When our compassion towards others is limited to those who are removed from our lives, we are admitting that we are only interested in caring about or helping others so long as that does not interfere with our privileges. In countries that employ migrant workers through the Kafala system, many nationals who benefit from the Kafala system maintain the belief that employers deserve “ownership” over the lives of migrant workers. As individuals who benefit from the Kafala system, we complain about fasting from dawn to sunset without being mindful of the exhaustion of the domestic workers who live in our households and have to work harder during Ramadan to prepare elaborate meals and serve our extended family members during gatherings, without granting them breaks or any accommodations to their needs. In Kuwait, nationals even complain about racism and Islamophobia from Westerners, while we continue to refuse to allow domestic workers to even eat at the same table as us, regardless of the fact that some domestic workers are Muslim and fasting themselves.

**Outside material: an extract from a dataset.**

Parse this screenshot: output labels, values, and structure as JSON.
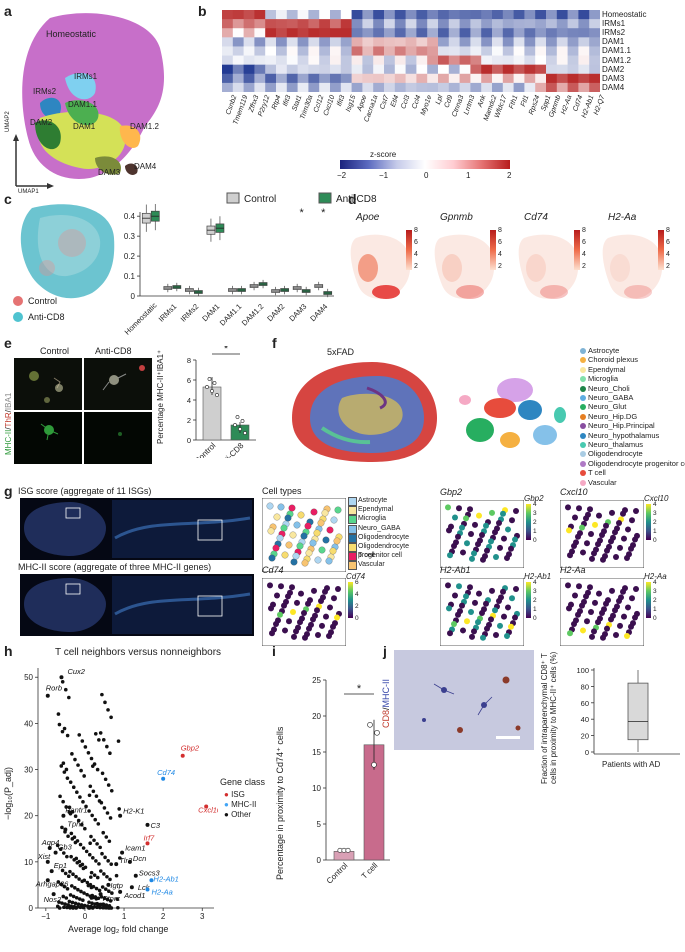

These may seem like minor things that we have normalised as a cornerstone of our lifestyle and our culture, but to migrant workers these instances of dehumanisation are a constant reminder that we perceive them to be inferior to us.

While we can freely practice our religion and fast during this holy month, and ahead of Eid celebrations, I invite us to reflect on the fact that we continue to unjustly deprive migrant workers of their religious freedom. Recently in Kuwait, a shop was reported to the Ministry of Commerce for merely having a banner promoting deals for Easter. In many households, including my own, domestic workers and drivers were punished, and in some cases even abused, for asking to go to Church. Of course, the Kafala system permits such deprivations of religious freedom and it shameful to imagine how many migrant workers feel excluded and degraded by our communities as a result of this system.

It should not be controversial to state that migrant workers deserve human rights and dignity, and especially during this holy month, we should reflect on the ways in which we continue to uphold a hierarchy of rights depending on a person’s nationality and practice challenging these systems of oppression to support our migrant worker siblings.